More companies are joining big brands including Unilever, Honda and Verizon in halting advertising on Facebook despite CEO Mark Zuckerberg outlining several steps the social network will take to combat hate speech.
On Friday night, The Hershey Company confirmed in a statement to USA TODAY it will join a boycott involving several companies that will halt advertising for July. Hershey also said it will cut spending on Facebook and Instagram by a third for the rest of the year.
“We do not believe that Facebook is effectively managing violent and divisive speech on their platform,” said The Hershey Company in a statement. “Despite repeated assertions by Facebook to take action, we have not seen meaningful change.”
Meanwhile, Coca-Cola said it plans to pause advertising on all social media platforms for at least 30 days while it revisits its advertising policies. “We also expect greater accountability and transparency from our social media partners,” reads a statement from James Quincey, chairman and CEO of The Coca-Cola Company.
The latest advertising stoppages follow remarks Friday by Zuckerberg, who detailed multiple steps the company will take ahead of the 2020 presidential election.
Among the planned steps: pushing back against voter suppression, boosting standards for hateful content in ads, and labeling content deemed newsworthy.
“I’m optimistic that we can make progress on public health and racial justice while maintaining our democratic traditions around free expression and voting,” wrote Zuckerberg. “I’m committed to making sure Facebook is a force for good on this journey.”
Multiple companies have said they will halt advertising on the platform, citing Facebook’s struggles to contain hate speech on its platform. Verizon’s decision is part of a larger #StopHateForProfit campaign, which includes the NAACP, Anti-Defamation League, Sleeping Giants, Color of Change, Free Press and Common Sense.
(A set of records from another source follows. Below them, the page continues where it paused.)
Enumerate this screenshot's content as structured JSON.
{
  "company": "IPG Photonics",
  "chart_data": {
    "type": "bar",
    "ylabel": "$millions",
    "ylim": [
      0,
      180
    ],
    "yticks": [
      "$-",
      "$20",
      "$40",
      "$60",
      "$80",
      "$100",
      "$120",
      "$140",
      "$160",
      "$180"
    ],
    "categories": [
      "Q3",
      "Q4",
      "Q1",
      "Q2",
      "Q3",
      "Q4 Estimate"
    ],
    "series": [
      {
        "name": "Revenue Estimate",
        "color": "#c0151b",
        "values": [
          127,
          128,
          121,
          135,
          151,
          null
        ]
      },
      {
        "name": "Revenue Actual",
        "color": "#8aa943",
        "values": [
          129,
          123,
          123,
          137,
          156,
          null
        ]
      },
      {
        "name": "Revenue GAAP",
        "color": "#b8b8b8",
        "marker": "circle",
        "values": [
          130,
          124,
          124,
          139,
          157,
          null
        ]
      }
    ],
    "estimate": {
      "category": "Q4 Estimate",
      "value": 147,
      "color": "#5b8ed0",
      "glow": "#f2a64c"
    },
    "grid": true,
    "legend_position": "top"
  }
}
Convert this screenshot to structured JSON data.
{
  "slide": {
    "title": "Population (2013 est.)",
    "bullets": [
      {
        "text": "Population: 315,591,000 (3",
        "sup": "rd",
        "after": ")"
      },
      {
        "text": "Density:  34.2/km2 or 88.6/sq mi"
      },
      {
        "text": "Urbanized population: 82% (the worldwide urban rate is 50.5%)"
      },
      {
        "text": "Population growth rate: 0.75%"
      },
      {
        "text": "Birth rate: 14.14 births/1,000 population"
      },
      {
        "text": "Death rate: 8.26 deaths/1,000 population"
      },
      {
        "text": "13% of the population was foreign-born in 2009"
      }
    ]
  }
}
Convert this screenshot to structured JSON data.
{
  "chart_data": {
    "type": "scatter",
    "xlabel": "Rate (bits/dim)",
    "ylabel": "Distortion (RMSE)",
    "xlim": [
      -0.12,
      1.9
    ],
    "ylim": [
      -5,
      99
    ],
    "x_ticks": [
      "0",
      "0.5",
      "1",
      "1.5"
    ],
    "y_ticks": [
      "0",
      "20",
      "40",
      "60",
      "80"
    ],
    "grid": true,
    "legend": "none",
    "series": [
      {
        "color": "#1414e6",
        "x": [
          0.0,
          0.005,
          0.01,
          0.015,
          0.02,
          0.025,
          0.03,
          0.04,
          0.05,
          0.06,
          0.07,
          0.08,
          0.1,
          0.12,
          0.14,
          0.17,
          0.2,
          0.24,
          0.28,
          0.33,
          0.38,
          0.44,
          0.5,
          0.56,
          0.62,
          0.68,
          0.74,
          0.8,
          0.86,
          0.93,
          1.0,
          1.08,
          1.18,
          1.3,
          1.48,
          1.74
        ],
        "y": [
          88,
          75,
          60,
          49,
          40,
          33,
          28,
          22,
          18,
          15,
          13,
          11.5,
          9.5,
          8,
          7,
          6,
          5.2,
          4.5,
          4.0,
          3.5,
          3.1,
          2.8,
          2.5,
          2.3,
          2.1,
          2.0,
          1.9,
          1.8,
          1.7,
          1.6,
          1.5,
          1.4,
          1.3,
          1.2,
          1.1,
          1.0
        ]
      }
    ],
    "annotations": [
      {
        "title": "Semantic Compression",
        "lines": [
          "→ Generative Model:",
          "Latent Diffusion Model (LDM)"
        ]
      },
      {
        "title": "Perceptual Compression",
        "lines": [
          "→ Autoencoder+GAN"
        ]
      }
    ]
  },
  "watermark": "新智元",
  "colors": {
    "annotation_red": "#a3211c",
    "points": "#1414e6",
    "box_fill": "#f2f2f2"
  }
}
The ad boycott on Facebook focuses on advertising for the month of July, and features brands including Verizon, Eddie Bauer and Ben & Jerry’s.
“If we’re limited to 10 to 15 big name advertisers who join the boycott, I think it’s more symbolic and it would have limited impact on Facebook’s business.” said Baird analyst Colin Sebastian. “The fear is that this snowballs into something much larger.”Get the Talking Tech newsletter in your inbox.
Earlier this week, during a speech at Cannes Lion Live, Marc Pritchard, chief brand officer for P&G, said the company would conduct a “comprehensive review” of where it is advertising. “Where standards of responsibility and civility are not met, we will stop our spending, just like we’ve done before,” he said.
Zuckerberg said any posts that would typically violate their policies but remain on the platform will include a label noting the content they are sharing may violate their policies.
The co-founder and CEO also said they will not provide any exemptions to content that incites violence or suppresses voting.
“Even if a politician or government official says it, if we determine that content may lead to violence or deprive people of their right to vote, we will take that content down,” he said. “Similarly, there are no exceptions for politicians in any of the policies I’m announcing here today.”